Zuko shrugs, and he’s so close to Sokka that he can practically feel it. 

“It’s for you,” Zuko just kind of… says, like it doesn’t burn everything inside of Sokka, like he can’t feel the protector on his neck throbbing, screaming. 

Sokka smiles, just a little pensive. “So what, if I jump into the void, you jump too?”

Zuko chuckles softly and gently bumps their shoulders together, but he doesn’t seem any less serious because of it. “Only the best for my soulmate.”

At that, Sokka looks down, suddenly feeling cold. “I don’t know if I can repay that.”

Because that’s what Sokka does. He protects and leads and repays, and expects nothing in return. But Sokka has five other people to protect and lead for, and he can’t devote to a soulmate. Not now, not like Zuko is painting the picture. 

Zuko looks at him, eyes like a flame or a heartbeat, or maybe they’re the same thing. “You don’t have to.”

And that is the exact moment Sokka starts to understand. It’s when he understands that Zuko won’t ask for anything in return from Sokka. He feels oddly light, like a weight was lifted from his shoulders — a weight he didn’t know he was carrying until he lost it.

But now Sokka can’t stop. The weight is back, and this time he can’t stop noticing it.

“I also think I kind of wanted to die when I decided to come here.”

“I know, Sokka.” Zuko puts his hands on Sokka’s, where his nails were sticking in his own palms.

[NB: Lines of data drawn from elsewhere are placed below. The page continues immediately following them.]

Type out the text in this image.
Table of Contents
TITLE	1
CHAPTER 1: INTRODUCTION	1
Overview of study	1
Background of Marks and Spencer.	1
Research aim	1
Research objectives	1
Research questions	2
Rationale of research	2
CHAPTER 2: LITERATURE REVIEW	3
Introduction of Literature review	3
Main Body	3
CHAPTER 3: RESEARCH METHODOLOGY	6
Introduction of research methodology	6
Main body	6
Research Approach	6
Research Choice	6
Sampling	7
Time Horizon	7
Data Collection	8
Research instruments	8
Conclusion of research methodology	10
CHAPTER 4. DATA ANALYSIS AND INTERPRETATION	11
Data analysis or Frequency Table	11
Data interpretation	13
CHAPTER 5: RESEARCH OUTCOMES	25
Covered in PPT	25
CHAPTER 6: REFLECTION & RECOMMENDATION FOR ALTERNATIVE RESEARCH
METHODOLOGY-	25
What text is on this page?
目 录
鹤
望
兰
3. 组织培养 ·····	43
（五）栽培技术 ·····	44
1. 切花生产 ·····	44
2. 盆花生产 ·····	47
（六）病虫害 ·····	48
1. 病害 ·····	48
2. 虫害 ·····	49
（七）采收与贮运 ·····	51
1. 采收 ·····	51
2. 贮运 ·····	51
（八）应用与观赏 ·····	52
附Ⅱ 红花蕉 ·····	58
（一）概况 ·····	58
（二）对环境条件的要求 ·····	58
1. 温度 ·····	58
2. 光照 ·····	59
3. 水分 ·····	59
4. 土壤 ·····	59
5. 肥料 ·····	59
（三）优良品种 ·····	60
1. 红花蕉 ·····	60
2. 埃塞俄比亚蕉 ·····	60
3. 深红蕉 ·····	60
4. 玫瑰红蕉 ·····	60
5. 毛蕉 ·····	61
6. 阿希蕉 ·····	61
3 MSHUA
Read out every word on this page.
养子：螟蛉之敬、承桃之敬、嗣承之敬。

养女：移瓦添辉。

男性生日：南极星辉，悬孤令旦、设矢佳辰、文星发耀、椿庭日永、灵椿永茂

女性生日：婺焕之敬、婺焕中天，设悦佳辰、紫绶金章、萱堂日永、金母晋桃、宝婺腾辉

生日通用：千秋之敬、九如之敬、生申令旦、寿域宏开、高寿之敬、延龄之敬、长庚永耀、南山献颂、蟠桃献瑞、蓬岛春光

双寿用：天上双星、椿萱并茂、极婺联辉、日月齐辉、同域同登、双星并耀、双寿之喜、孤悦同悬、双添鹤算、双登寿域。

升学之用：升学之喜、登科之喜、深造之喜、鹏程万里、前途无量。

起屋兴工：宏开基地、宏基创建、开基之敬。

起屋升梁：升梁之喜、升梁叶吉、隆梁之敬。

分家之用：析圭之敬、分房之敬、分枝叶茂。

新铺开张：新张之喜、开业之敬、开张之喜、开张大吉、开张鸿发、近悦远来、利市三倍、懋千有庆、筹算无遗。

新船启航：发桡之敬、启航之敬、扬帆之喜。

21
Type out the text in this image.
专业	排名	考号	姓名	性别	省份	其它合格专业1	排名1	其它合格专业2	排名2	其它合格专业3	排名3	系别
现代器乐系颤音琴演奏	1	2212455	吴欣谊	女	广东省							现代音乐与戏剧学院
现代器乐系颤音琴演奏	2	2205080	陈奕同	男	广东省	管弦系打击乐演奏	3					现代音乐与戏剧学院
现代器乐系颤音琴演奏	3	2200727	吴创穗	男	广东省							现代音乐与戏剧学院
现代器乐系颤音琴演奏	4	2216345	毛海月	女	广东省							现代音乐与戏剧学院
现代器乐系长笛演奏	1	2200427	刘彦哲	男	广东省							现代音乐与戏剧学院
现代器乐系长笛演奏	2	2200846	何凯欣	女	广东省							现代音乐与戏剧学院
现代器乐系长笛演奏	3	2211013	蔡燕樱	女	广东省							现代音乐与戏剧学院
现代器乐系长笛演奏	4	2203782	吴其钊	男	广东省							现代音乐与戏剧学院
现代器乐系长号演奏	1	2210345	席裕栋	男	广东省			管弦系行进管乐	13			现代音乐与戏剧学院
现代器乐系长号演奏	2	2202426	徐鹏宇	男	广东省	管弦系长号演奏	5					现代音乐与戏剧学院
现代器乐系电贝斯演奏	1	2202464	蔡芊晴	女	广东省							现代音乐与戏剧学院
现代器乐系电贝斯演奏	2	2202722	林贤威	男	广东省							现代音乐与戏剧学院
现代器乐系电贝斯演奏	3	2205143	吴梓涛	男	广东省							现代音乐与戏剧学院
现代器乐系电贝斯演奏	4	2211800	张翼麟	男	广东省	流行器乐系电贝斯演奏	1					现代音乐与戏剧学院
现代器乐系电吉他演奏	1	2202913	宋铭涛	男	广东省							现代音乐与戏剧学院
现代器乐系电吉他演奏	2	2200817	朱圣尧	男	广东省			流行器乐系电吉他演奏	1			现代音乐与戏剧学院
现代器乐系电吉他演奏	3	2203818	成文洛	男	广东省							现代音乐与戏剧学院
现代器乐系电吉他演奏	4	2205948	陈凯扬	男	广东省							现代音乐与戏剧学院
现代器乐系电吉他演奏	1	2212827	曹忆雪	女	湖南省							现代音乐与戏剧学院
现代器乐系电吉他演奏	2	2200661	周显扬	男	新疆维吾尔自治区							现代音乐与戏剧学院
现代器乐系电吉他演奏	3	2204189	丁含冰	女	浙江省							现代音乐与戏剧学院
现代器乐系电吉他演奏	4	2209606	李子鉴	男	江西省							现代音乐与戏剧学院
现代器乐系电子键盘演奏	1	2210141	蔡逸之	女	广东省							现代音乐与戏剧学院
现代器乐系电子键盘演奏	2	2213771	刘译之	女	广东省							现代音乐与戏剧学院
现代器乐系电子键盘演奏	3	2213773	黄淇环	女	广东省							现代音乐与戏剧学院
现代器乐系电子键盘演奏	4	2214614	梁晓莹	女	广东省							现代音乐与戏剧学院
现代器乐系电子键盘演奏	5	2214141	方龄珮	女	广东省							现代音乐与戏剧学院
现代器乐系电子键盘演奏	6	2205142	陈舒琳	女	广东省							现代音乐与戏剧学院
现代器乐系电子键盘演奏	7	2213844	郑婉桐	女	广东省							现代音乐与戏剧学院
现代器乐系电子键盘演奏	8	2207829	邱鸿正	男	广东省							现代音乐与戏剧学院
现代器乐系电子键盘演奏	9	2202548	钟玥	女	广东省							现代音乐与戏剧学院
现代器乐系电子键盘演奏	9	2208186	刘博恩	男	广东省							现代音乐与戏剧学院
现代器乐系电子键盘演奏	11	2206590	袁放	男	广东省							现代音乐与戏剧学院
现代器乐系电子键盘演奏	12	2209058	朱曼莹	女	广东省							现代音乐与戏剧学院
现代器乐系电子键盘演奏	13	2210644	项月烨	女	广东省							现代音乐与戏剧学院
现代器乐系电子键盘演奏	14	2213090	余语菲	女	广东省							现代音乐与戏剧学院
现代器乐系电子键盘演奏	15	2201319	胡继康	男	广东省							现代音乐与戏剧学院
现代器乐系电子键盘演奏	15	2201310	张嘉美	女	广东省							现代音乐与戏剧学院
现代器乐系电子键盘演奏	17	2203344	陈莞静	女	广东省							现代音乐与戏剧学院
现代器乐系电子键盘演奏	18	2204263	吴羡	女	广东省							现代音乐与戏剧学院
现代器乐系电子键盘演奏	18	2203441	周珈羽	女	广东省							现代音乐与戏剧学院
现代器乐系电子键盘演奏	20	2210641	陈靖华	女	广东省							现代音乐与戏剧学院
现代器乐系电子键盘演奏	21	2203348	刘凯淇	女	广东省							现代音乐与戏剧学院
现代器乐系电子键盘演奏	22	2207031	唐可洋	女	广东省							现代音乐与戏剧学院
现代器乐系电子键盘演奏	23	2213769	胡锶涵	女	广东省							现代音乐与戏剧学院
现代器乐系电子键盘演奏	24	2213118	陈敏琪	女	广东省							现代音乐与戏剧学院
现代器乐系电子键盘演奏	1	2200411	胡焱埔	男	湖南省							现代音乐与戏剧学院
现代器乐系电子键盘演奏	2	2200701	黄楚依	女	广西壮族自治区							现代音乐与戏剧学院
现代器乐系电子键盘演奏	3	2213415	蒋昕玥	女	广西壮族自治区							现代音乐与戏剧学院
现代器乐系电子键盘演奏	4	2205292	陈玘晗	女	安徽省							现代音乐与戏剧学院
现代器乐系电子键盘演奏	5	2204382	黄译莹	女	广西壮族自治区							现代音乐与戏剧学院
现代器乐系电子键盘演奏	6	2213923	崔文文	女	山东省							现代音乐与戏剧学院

Zuko’s hands aren’t warm, exactly, but warmer than Sokka’s, warmer than he would’ve thought of a guy who is currently inside a fridge. Sokka breathes, and softer, Zuko repeats, “I’ve had alive written on my hip for weeks, I know. It’s okay.”

And it’s such a simple thing to say. Like they are playing the Game, but not really. Like he knows Sokka, or like he knows something about Sokka. Something Sokka doesn’t know, or doesn’t understand. It seems to Sokka that Zuko has reached certain inner peace, and Sokka doesn’t know where to put it when he offers it.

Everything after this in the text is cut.